Luke Cage is a soldier of fortune or bounty hunter, but NOT a mercenary

I don't agree with everything the old Quarter Bin website has to say, and I must disagree with the following description they gave of Luke Cage, Hero for Hire:
Power Man ... came on the scene as a mercenary, as suggested in the title of his first book: Luke Cage, Hero for Hire. This represented a considerable break with precedent and convention. Granted, high-mindedness never completely eluded Luke Cage. He kept slipping out of his mercantile mode and into crimefighting for its own sake, even in his earliest and most mercenary days. However, his circumstances and experiences inclined him to view per se benevolence as a secondary goal and a secondary means.
I don't agree with the assertion that Luke Cage is - or was - a mercenary, just because he often did crimefighting jobs for pay.
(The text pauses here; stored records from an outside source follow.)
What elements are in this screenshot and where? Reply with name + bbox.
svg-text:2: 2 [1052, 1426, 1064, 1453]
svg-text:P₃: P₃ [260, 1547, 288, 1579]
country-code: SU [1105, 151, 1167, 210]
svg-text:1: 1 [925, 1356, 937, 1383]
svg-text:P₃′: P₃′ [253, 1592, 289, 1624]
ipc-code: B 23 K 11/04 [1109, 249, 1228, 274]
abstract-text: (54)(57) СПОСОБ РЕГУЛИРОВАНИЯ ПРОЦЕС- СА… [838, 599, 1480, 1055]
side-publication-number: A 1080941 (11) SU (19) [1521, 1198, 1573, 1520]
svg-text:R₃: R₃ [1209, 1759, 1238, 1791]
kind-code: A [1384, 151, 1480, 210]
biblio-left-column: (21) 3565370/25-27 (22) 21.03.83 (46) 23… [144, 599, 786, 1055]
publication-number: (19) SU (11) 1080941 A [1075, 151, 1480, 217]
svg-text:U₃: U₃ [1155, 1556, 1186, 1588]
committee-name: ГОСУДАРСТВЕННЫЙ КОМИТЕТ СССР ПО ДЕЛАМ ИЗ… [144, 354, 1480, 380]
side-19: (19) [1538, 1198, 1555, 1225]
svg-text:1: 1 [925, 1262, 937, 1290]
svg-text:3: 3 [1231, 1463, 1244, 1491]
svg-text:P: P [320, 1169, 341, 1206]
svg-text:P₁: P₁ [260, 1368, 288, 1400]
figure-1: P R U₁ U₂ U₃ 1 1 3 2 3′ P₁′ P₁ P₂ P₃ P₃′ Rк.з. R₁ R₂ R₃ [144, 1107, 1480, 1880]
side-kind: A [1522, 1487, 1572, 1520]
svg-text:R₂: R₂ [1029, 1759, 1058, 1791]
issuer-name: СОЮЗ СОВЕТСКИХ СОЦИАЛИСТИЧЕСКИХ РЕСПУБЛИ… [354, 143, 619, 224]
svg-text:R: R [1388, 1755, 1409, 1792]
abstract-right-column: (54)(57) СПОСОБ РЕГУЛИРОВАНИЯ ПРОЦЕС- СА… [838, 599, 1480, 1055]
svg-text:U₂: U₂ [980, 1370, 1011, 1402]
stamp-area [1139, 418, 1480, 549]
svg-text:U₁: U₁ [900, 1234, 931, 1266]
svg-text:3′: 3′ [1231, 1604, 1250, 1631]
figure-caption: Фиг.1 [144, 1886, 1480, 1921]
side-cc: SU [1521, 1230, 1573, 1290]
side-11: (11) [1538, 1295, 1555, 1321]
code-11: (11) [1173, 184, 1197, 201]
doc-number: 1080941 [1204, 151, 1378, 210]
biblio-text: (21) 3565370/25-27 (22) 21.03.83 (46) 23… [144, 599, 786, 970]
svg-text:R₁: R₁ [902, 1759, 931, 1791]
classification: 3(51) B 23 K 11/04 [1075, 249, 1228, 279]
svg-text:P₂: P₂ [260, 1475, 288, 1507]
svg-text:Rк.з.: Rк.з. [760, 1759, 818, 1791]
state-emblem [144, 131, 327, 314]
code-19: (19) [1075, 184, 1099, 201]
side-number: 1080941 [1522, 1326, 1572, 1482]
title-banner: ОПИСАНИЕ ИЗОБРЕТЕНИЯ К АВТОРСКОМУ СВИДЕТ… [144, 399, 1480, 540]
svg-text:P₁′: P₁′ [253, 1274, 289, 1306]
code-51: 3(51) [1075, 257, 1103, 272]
A mercenary, to say the least, is someone who does criminal acts like assasinations for money, and rarely ever for good causes. Villains like Kraven the Hunter, Deathstroke, Bullseye, Cheshire, and possibly Lady Shiva Woosan, in her early depictions, are mercenaries, and have pulled crimes either out of criminal greed or for sheer sport. Luke Cage, by contrast, is what I would call a soldier of fortune or a bounty hunter, since, while he may have done some of his crimefighting for money, he did it all in good cause. And for a TV-based version of soldiers of fortune, look at The A-Team, surely the best example!

It's probably a good question and argument of if superheros, whether vigilantes or not, should do it for money, but as long as they're earning it in good cause, and not in bad like the supervillains are, that's a good thing.